Supply chain security has become a central concern in modern software development, but the conversation often focuses on dependency confusion attacks and compromised package registries. There is a quieter, more mundane class of supply chain risk that we encounter regularly in infrastructure security assessments: unpinned dependencies against unstable APIs. During an engagement reviewing a Redis deployment that used custom modules, we traced a production crash to a build process that fetched Redis source headers from an unstable.tar.gz endpoint with no hash verification, no version pinning, and no reproducibility guarantee.

The module in question implemented a custom data type using the Redis Modules API. At the time the module was originally compiled, RedisModule_CreateDataType accepted individual function pointers as positional arguments for the type's lifecycle callbacks: load, save, rewrite, digest, free. Between the initial build and a subsequent rebuild triggered by an unrelated infrastructure change, Redis altered this function's signature to accept a pointer to a RedisModuleTypeMethods struct instead. The module's build system fetched the latest unstable headers, compiled without error, and produced a shared object that linked cleanly against the new API.

The ABI Incompatibility

The linker reported no errors because the function signatures were compatible at the symbol level — the function still accepted the same number of pointer-sized arguments. The incompatibility was at the ABI level: Redis expected a pointer to a struct containing function pointers at specific offsets, while the module passed individual function pointers as positional arguments. At load time, Redis initialised the module without complaint. The defect only manifested at runtime when a key containing the module's custom data type was deleted. Redis attempted to invoke the free callback through what it believed was a methods struct, dereferenced a field that did not contain a valid function pointer, and crashed with signal 11 — a null pointer dereference. The crash was intermittent because it required the specific operation of deleting a key that used the custom type.

The investigation consumed two days of production debugging. The root cause — a mismatch between the API headers used at compile time and the API expected by the running Redis server — was invisible to standard monitoring. No log message indicated an API version mismatch. No compile-time warning was emitted. The crash backtrace pointed to Redis internals, not to the module, making initial triage misleading.

Build Reproducibility as a Security Control

From a security assessment perspective, this case illustrates three distinct failures. First, the build process fetched a dependency from a URL that could return different content on each invocation, violating the principle of reproducible builds. Second, no integrity verification (hash check, signature validation) was performed on the downloaded artifact. Third, the API being consumed was explicitly marked as unstable, meaning the upstream maintainers had made no commitment to backward compatibility. Any one of these conditions is a finding in a supply chain security review; together, they created a defect that was undetectable by the build system and intermittent in production.

Our recommendation in these cases is direct: pin every dependency to a specific version or commit hash, verify integrity using cryptographic hashes stored in the repository, and never build production artifacts against an API that is explicitly documented as unstable. If an unstable API must be used, the build system should compile against a vendored copy of the headers that is updated deliberately, reviewed, and tested. The cost of maintaining a vendored copy is trivial compared to the cost of a production crash caused by an invisible ABI break.

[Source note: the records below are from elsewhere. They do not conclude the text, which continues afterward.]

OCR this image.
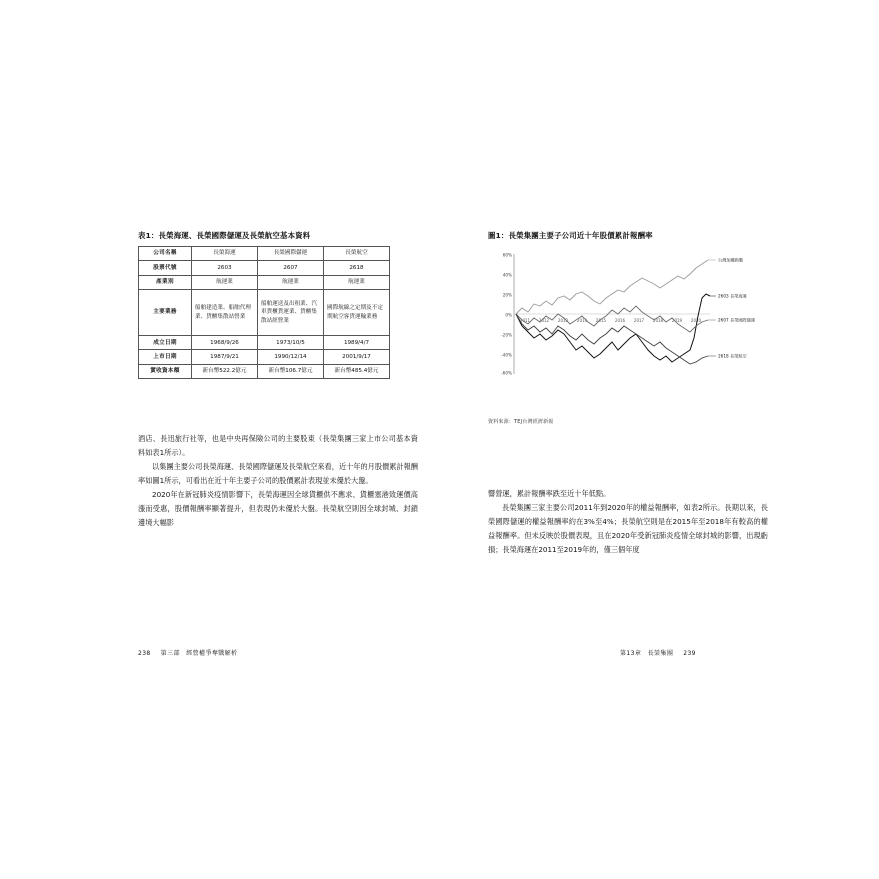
表1：長榮海運、長榮國際儲運及長榮航空基本資料
公司名稱	長榮海運	長榮國際儲運	長榮航空
股票代號	2603	2607	2618
產業別	航運業	航運業	航運業
主要業務	船舶建造業、船舶代理業、貨櫃集散站營業	船舶運送及出租業、汽車貨櫃貨運業、貨櫃集散站經營業	國際航線之定期及不定期航空客貨運輸業務
成立日期	1968/9/26	1973/10/5	1989/4/7
上市日期	1987/9/21	1990/12/14	2001/9/17
實收資本額	新台幣522.2億元	新台幣106.7億元	新台幣485.4億元

酒店、長迅旅行社等，也是中央再保險公司的主要股東（長榮集團三家上市公司基本資料如表1所示）。

以集團主要公司長榮海運、長榮國際儲運及長榮航空來看，近十年的月股價累計報酬率如圖1所示，可看出在近十年主要子公司的股價累計表現並未優於大盤。

2020年在新冠肺炎疫情影響下，長榮海運因全球貨櫃供不應求、貨櫃塞港致運價高漲而受惠，股價報酬率顯著提升，但表現仍未優於大盤。長榮航空則因全球封城、封鎖邊境大幅影

圖1：長榮集團主要子公司近十年股價累計報酬率
60%
40%
20%
0%
-20%
-40%
-60%
2011 2012 2013 2014 2015 2016 2017 2018 2019 2020
台灣加權指數
2603 長榮海運
2607 長榮國際儲運
2618 長榮航空
資料來源：TEJ台灣經濟新報

響營運，累計報酬率跌至近十年低點。

長榮集團三家主要公司2011年到2020年的權益報酬率，如表2所示。長期以來，長榮國際儲運的權益報酬率約在3%至4%；長榮航空則是在2015年至2018年有較高的權益報酬率。但未反映於股價表現，且在2020年受新冠肺炎疫情全球封城的影響，出現虧損；長榮海運在2011至2019年的，僅三個年度

238 第三部　經營權爭奪戰解析	第13章　長榮集團 239
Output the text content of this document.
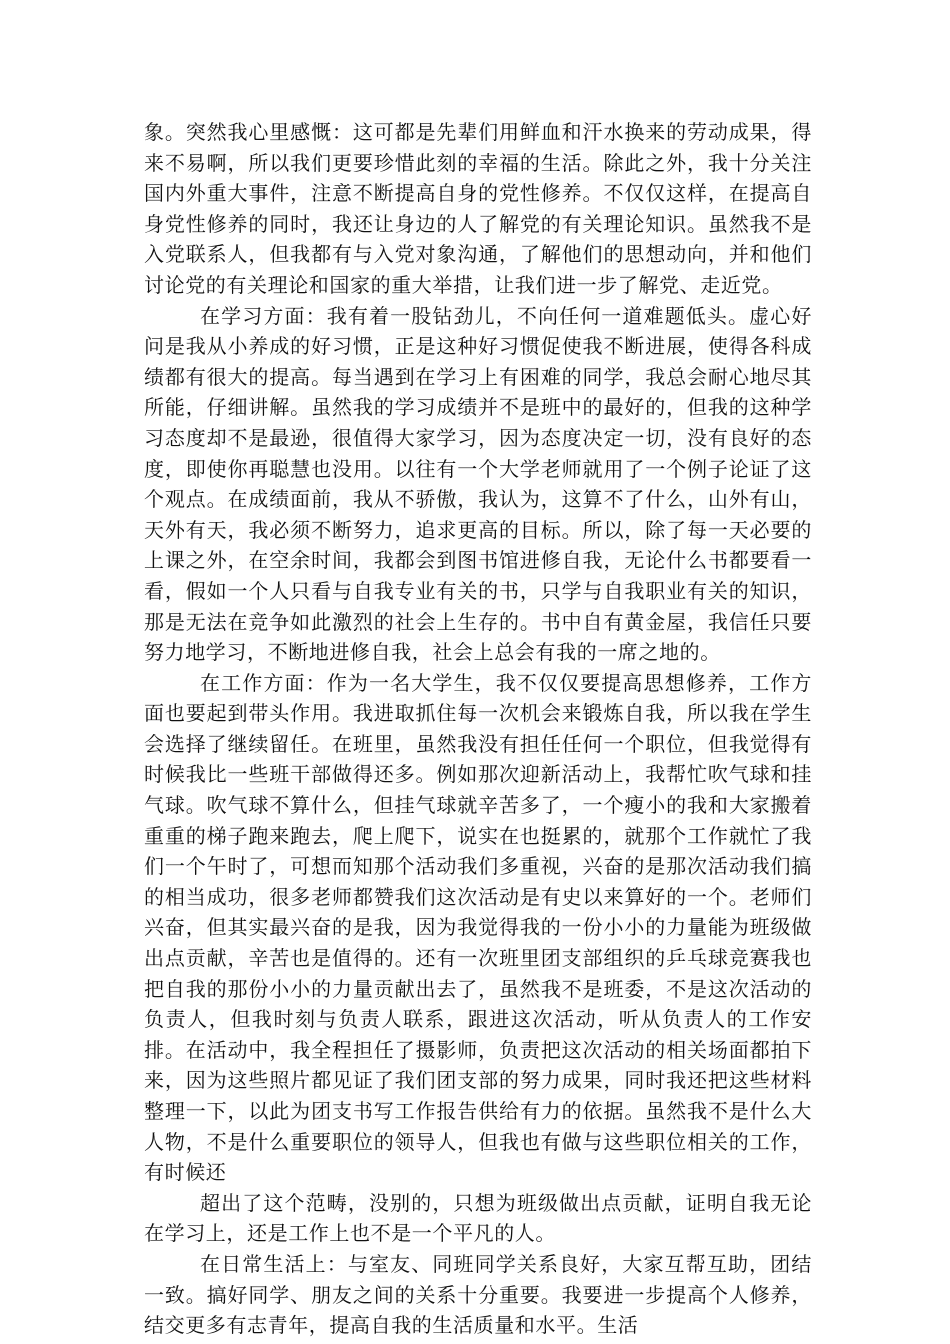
象。突然我心里感慨：这可都是先辈们用鲜血和汗水换来的劳动成果，得来不易啊，所以我们更要珍惜此刻的幸福的生活。除此之外，我十分关注国内外重大事件，注意不断提高自身的党性修养。不仅仅这样，在提高自身党性修养的同时，我还让身边的人了解党的有关理论知识。虽然我不是入党联系人，但我都有与入党对象沟通，了解他们的思想动向，并和他们讨论党的有关理论和国家的重大举措，让我们进一步了解党、走近党。

在学习方面：我有着一股钻劲儿，不向任何一道难题低头。虚心好问是我从小养成的好习惯，正是这种好习惯促使我不断进展，使得各科成绩都有很大的提高。每当遇到在学习上有困难的同学，我总会耐心地尽其所能，仔细讲解。虽然我的学习成绩并不是班中的最好的，但我的这种学习态度却不是最逊，很值得大家学习，因为态度决定一切，没有良好的态度，即使你再聪慧也没用。以往有一个大学老师就用了一个例子论证了这个观点。在成绩面前，我从不骄傲，我认为，这算不了什么，山外有山，天外有天，我必须不断努力，追求更高的目标。所以，除了每一天必要的上课之外，在空余时间，我都会到图书馆进修自我，无论什么书都要看一看，假如一个人只看与自我专业有关的书，只学与自我职业有关的知识，那是无法在竞争如此激烈的社会上生存的。书中自有黄金屋，我信任只要努力地学习，不断地进修自我，社会上总会有我的一席之地的。

在工作方面：作为一名大学生，我不仅仅要提高思想修养，工作方面也要起到带头作用。我进取抓住每一次机会来锻炼自我，所以我在学生会选择了继续留任。在班里，虽然我没有担任任何一个职位，但我觉得有时候我比一些班干部做得还多。例如那次迎新活动上，我帮忙吹气球和挂气球。吹气球不算什么，但挂气球就辛苦多了，一个瘦小的我和大家搬着重重的梯子跑来跑去，爬上爬下，说实在也挺累的，就那个工作就忙了我们一个午时了，可想而知那个活动我们多重视，兴奋的是那次活动我们搞的相当成功，很多老师都赞我们这次活动是有史以来算好的一个。老师们兴奋，但其实最兴奋的是我，因为我觉得我的一份小小的力量能为班级做出点贡献，辛苦也是值得的。还有一次班里团支部组织的乒乓球竞赛我也把自我的那份小小的力量贡献出去了，虽然我不是班委，不是这次活动的负责人，但我时刻与负责人联系，跟进这次活动，听从负责人的工作安排。在活动中，我全程担任了摄影师，负责把这次活动的相关场面都拍下来，因为这些照片都见证了我们团支部的努力成果，同时我还把这些材料整理一下，以此为团支书写工作报告供给有力的依据。虽然我不是什么大人物，不是什么重要职位的领导人，但我也有做与这些职位相关的工作，有时候还

超出了这个范畴，没别的，只想为班级做出点贡献，证明自我无论在学习上，还是工作上也不是一个平凡的人。

在日常生活上：与室友、同班同学关系良好，大家互帮互助，团结一致。搞好同学、朋友之间的关系十分重要。我要进一步提高个人修养，结交更多有志青年，提高自我的生活质量和水平。生活
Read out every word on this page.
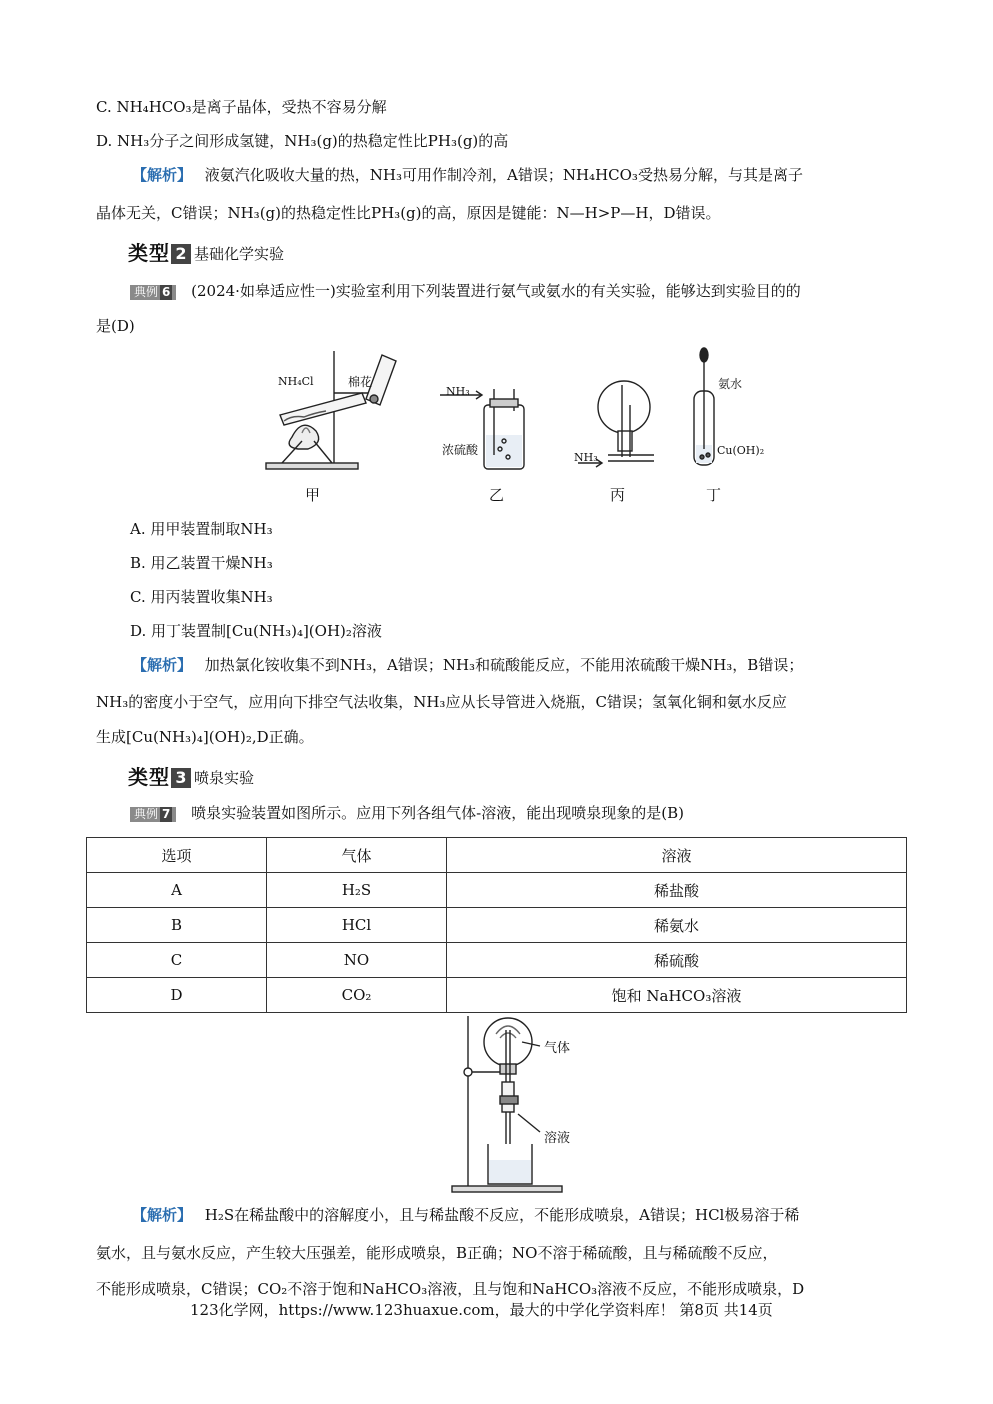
C. NH₄HCO₃是离子晶体，受热不容易分解
D. NH₃分子之间形成氢键，NH₃(g)的热稳定性比PH₃(g)的高
【解析】 液氨汽化吸收大量的热，NH₃可用作制冷剂，A错误；NH₄HCO₃受热易分解，与其是离子
晶体无关，C错误；NH₃(g)的热稳定性比PH₃(g)的高，原因是键能：N—H>P—H，D错误。
类型 2 基础化学实验
典例 6 (2024·如皋适应性一)实验室利用下列装置进行氨气或氨水的有关实验，能够达到实验目的的
是(D)
NH₄Cl	棉花
NH₃
浓硫酸
NH₃
氨水
Cu(OH)₂
甲	乙	丙	丁
A. 用甲装置制取NH₃
B. 用乙装置干燥NH₃
C. 用丙装置收集NH₃
D. 用丁装置制[Cu(NH₃)₄](OH)₂溶液
【解析】 加热氯化铵收集不到NH₃，A错误；NH₃和硫酸能反应，不能用浓硫酸干燥NH₃，B错误；
NH₃的密度小于空气，应用向下排空气法收集，NH₃应从长导管进入烧瓶，C错误；氢氧化铜和氨水反应
生成[Cu(NH₃)₄](OH)₂,D正确。
类型 3 喷泉实验
典例 7 喷泉实验装置如图所示。应用下列各组气体-溶液，能出现喷泉现象的是(B)
选项	气体	溶液
A	H₂S	稀盐酸
B	HCl	稀氨水
C	NO	稀硫酸
D	CO₂	饱和 NaHCO₃溶液
气体
溶液
【解析】 H₂S在稀盐酸中的溶解度小，且与稀盐酸不反应，不能形成喷泉，A错误；HCl极易溶于稀
氨水，且与氨水反应，产生较大压强差，能形成喷泉，B正确；NO不溶于稀硫酸，且与稀硫酸不反应，
不能形成喷泉，C错误；CO₂不溶于饱和NaHCO₃溶液，且与饱和NaHCO₃溶液不反应，不能形成喷泉，D
123化学网，https://www.123huaxue.com，最大的中学化学资料库！ 第8页 共14页
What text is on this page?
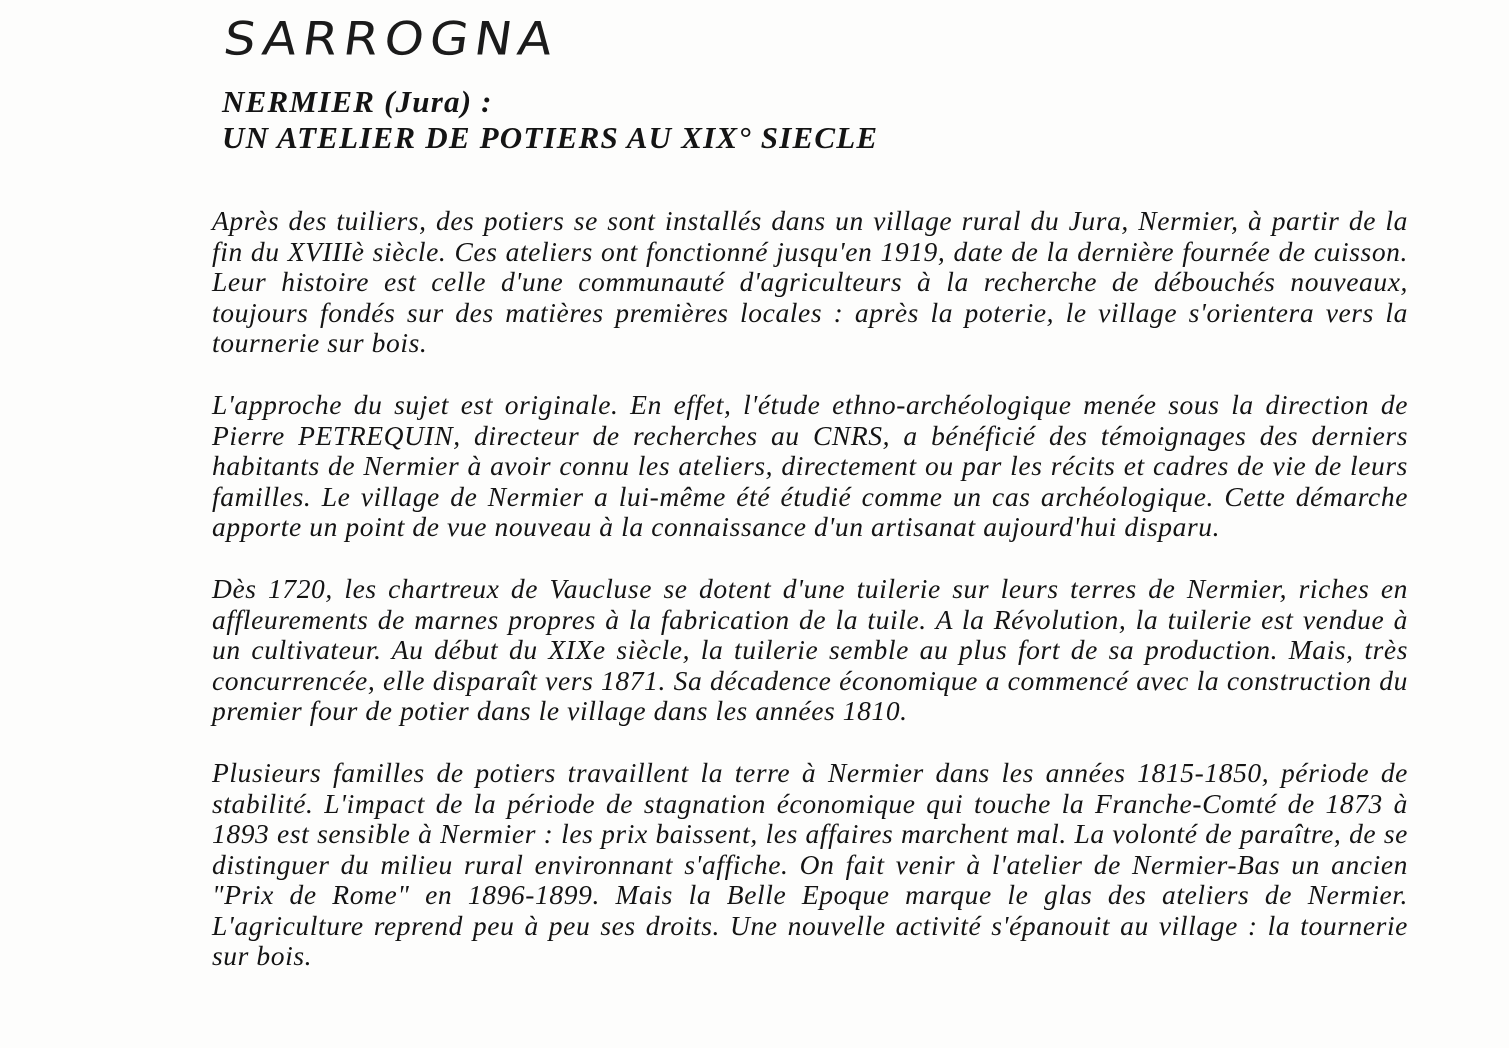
SARROGNA
NERMIER (Jura) :
UN ATELIER DE POTIERS AU XIX° SIECLE

Après des tuiliers, des potiers se sont installés dans un village rural du Jura, Nermier, à partir de la fin du XVIIIè siècle. Ces ateliers ont fonctionné jusqu'en 1919, date de la dernière fournée de cuisson. Leur histoire est celle d'une communauté d'agriculteurs à la recherche de débouchés nouveaux, toujours fondés sur des matières premières locales : après la poterie, le village s'orientera vers la tournerie sur bois.

L'approche du sujet est originale. En effet, l'étude ethno-archéologique menée sous la direction de Pierre PETREQUIN, directeur de recherches au CNRS, a bénéficié des témoignages des derniers habitants de Nermier à avoir connu les ateliers, directement ou par les récits et cadres de vie de leurs familles. Le village de Nermier a lui-même été étudié comme un cas archéologique. Cette démarche apporte un point de vue nouveau à la connaissance d'un artisanat aujourd'hui disparu.

Dès 1720, les chartreux de Vaucluse se dotent d'une tuilerie sur leurs terres de Nermier, riches en affleurements de marnes propres à la fabrication de la tuile. A la Révolution, la tuilerie est vendue à un cultivateur. Au début du XIXe siècle, la tuilerie semble au plus fort de sa production. Mais, très concurrencée, elle disparaît vers 1871. Sa décadence économique a commencé avec la construction du premier four de potier dans le village dans les années 1810.

Plusieurs familles de potiers travaillent la terre à Nermier dans les années 1815-1850, période de stabilité. L'impact de la période de stagnation économique qui touche la Franche-Comté de 1873 à 1893 est sensible à Nermier : les prix baissent, les affaires marchent mal. La volonté de paraître, de se distinguer du milieu rural environnant s'affiche. On fait venir à l'atelier de Nermier-Bas un ancien "Prix de Rome" en 1896-1899. Mais la Belle Epoque marque le glas des ateliers de Nermier. L'agriculture reprend peu à peu ses droits. Une nouvelle activité s'épanouit au village : la tournerie sur bois.
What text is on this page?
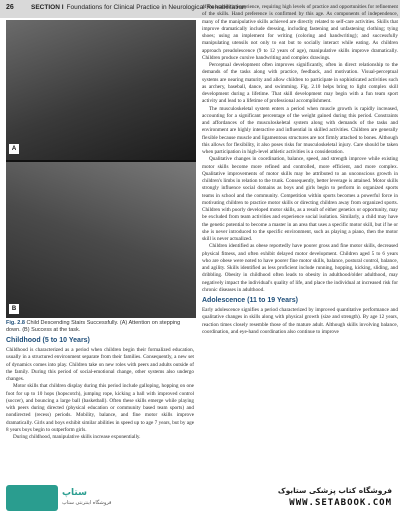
26	SECTION I Foundations for Clinical Practice in Neurological Rehabilitation
A
B
Fig. 2.8 Child Descending Stairs Successfully. (A) Attention on stepping down. (B) Success at the task.
Childhood (5 to 10 Years)

Childhood is characterized as a period when children begin their formalized education, usually in a structured environment separate from their families. Consequently, a new set of dynamics comes into play. Children take on new roles with peers and adults outside of the family. During this period of social-emotional change, other systems also undergo changes.

Motor skills that children display during this period include galloping, hopping on one foot for up to 10 hops (hopscotch), jumping rope, kicking a ball with improved control (soccer), and bouncing a large ball (basketball). Often these skills emerge while playing with peers during directed (physical education or community based team sports) and nondirected (recess) periods. Mobility, balance, and fine motor skills improve dramatically. Girls and boys exhibit similar abilities in speed up to age 7 years, but by age 8 years boys begin to outperform girls.

During childhood, manipulative skills increase exponentially.

of the academic experience, requiring high levels of practice and opportunities for refinement of the skills. Hand preference is confirmed by this age. As components of independence, many of the manipulative skills achieved are directly related to self-care activities. Skills that improve dramatically include dressing, including fastening and unfastening clothing; tying shoes; using an implement for writing (coloring and handwriting); and successfully manipulating utensils not only to eat but to socially interact while eating. As children approach preadolescence (9 to 12 years of age), manipulative skills improve dramatically. Children produce cursive handwriting and complex drawings.

Perceptual development often improves significantly, often in direct relationship to the demands of the tasks along with practice, feedback, and motivation. Visual-perceptual systems are nearing maturity and allow children to participate in sophisticated activities such as archery, baseball, dance, and swimming. Fig. 2.10 helps bring to light complex skill development during a lifetime. That skill development may begin with a fun team sport activity and lead to a lifetime of professional accomplishment.

The musculoskeletal system enters a period when muscle growth is rapidly increased, accounting for a significant percentage of the weight gained during this period. Constraints and affordances of the musculoskeletal system along with demands of the tasks and environment are highly interactive and influential in skilled activities. Children are generally flexible because muscle and ligamentous structures are not firmly attached to bones. Although this allows for flexibility, it also poses risks for musculoskeletal injury. Care should be taken when participation in high-level athletic activities is a consideration.

Qualitative changes in coordination, balance, speed, and strength improve while existing motor skills become more refined and controlled, more efficient, and more complex. Qualitative improvements of motor skills may be attributed to an unconscious growth in children's limbs in relation to the trunk. Consequently, better leverage is attained. Motor skills strongly influence social domains as boys and girls begin to perform in organized sports teams in school and the community. Competition within sports becomes a powerful force in motivating children to practice motor skills or directing children away from organized sports. Children with poorly developed motor skills, as a result of either genetics or opportunity, may be excluded from team activities and experience social isolation. Similarly, a child may have the genetic potential to become a master in an area that uses a specific motor skill, but if he or she is never introduced to the specific environment, such as playing a piano, then the motor skill is never actualized.

Children identified as obese reportedly have poorer gross and fine motor skills, decreased physical fitness, and often exhibit delayed motor development. Children aged 5 to 6 years who are obese were noted to have poorer fine motor skills, balance, postural control, balance, and agility. Skills identified as less proficient include running, hopping, kicking, sliding, and dribbling. Obesity in childhood often leads to obesity in adulthood/older adulthood, may negatively impact the individual's quality of life, and place the individual at increased risk for chronic diseases in adulthood.

Adolescence (11 to 19 Years)

Early adolescence signifies a period characterized by improved quantitative performance and qualitative changes in skills along with physical growth (size and strength). By age 12 years, reaction times closely resemble those of the mature adult. Although skills involving balance, coordination, and eye-hand coordination also continue to improve

ستاپ
فروشگاه اینترنتی ستاپ
فروشگاه کتاب پزشکی ستابوک
WWW.SETABOOK.COM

More broadly, this finding belongs to a category we describe as "build-time supply chain risk" — distinct from the more commonly discussed runtime supply chain attacks. The threat is not a malicious actor injecting code into a dependency, but the mundane reality that an unpinned dependency will eventually change in a way that breaks your system. The security control is the same in both cases: ensure that every input to your build process is deterministic, verified, and auditable.